我有心想說一兩句,卻覺得他說的都是實情,這番話又情真意切,不能反駁只能接受,於是想了一下對著他的背影說:“何叔叔,謝謝你。”
他已走到門口,聽到我的聲音收住腳步轉身看著我說:“不必謝我,走到這一步我沒半分功勞。”說完他走了出去。
我看看時間差不多該出發去教堂了,準備找人把史蘭叫進來。
就在我拉開門四處找史蘭的時候,看到彭佳德風風火火走進外面的小廳,隨手拉住一個服務員問:“看到新郎沒有?”
他沒看到正站門裡的我,聲音很急切,同時手裡還卷著厚厚的一摞報紙。我經歷了那場說我與何連成是的緋聞頭條以後,對於報紙簡直有了條件反射一樣的反應,眼神馬上被抓到了報紙上。
“彭佳德。”我抬高聲音喊了他一句。
外面的小廳人不多,都是一些工作人員在做著最後的準備。,彭佳德準確無誤地聽到我的聲音,抬頭尋聲望過來,一眼看到了我,眼睛裡的驚慌一下無處遁形。
“何連成呢?”他尷尬的笑著問,眼神裡躲躲閃閃,手裡的報紙幾乎被他下意識地藏到身後。
“他一會兒就過來,你找他有事?”我眼睛看著他手裡的報紙,問:“報紙上都寫了什麼?”
“沒什麼,我是習慣性路上買了兩份,看些新聞消遣的。”他恢復正常,一邊說一邊轉身,口裡說著,“也不知道何連成是成心,還是故意,非要把你們的婚禮弄得和劉天同天,簡直讓我跑斷腿啊。還好劉天是訂婚,你們是結婚,我臨時倒戈一下有充足的理由。等一下你們的儀式結束以後,我得去趕那一場。他們是全中式的,在一個王爺舊府舉行……”

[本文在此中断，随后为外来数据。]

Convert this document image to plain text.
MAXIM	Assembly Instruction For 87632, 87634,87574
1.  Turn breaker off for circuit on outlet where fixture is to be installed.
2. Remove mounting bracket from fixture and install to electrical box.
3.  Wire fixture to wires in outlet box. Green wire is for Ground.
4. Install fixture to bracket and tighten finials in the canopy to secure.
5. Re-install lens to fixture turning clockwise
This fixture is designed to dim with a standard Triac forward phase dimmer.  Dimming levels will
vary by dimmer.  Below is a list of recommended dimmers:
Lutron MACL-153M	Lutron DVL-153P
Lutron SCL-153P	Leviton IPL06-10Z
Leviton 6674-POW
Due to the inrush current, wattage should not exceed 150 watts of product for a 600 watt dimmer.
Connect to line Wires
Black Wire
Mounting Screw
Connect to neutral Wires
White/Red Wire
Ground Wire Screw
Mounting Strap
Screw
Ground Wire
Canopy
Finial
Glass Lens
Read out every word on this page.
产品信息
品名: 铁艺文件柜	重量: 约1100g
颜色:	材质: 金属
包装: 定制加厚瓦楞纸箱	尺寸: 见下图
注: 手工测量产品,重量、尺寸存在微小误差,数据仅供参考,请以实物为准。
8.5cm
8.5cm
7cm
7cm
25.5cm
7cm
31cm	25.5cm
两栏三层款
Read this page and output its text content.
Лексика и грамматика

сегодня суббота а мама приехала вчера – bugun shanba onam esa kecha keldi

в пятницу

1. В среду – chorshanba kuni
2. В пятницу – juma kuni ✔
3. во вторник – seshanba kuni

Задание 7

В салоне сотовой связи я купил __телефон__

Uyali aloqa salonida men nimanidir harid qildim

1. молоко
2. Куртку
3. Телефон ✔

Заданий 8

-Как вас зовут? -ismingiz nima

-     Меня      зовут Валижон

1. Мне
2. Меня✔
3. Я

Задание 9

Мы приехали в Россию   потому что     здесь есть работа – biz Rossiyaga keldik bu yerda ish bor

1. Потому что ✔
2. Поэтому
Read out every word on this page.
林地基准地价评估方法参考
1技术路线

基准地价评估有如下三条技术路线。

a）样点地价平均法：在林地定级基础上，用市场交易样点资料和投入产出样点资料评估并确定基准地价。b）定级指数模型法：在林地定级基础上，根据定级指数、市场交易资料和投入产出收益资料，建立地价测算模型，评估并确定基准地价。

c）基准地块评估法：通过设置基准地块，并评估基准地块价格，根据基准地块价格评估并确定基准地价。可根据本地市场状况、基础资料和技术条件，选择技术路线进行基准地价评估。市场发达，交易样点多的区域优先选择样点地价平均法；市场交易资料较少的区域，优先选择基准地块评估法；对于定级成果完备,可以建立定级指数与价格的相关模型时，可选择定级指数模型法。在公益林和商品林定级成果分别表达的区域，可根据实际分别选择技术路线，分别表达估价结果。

我看他想走,自己提著裙子走了過來,在他就要拉開小廳的門走出去的那一刻,站在他面前。
“報紙上都有什麼?”我冷靜地問他。
“花邊新聞,剛演了一部都市言情劇的小鮮肉總裁和影界的大姐大約會被拍,現在的新聞不都這樣麼,我去找何連成把他的……”他還在解釋。
我不聽這些解釋,也不等他主動把報紙遞給我,自己伸手從他手裡奪了過來,他沒想到穿著拖尾婚紗的我動作還這麼麻利上,一怔就被我奪到手裡。
報紙上的日期是今天,拿到手裡就聞到一股新鮮的油墨味道。我用兩手展開報紙,看到了一個碩大無比的標題——《何氏少主結婚,新娘背景解析》文中配了不少照片,雖然不是超清版的,卻能分出照片中的女人是我。我在紫金臺應客時的照片。超短裙包身裙,領口開得很大,手裡拿著酒杯,在與某一個面目模糊的男人碰杯。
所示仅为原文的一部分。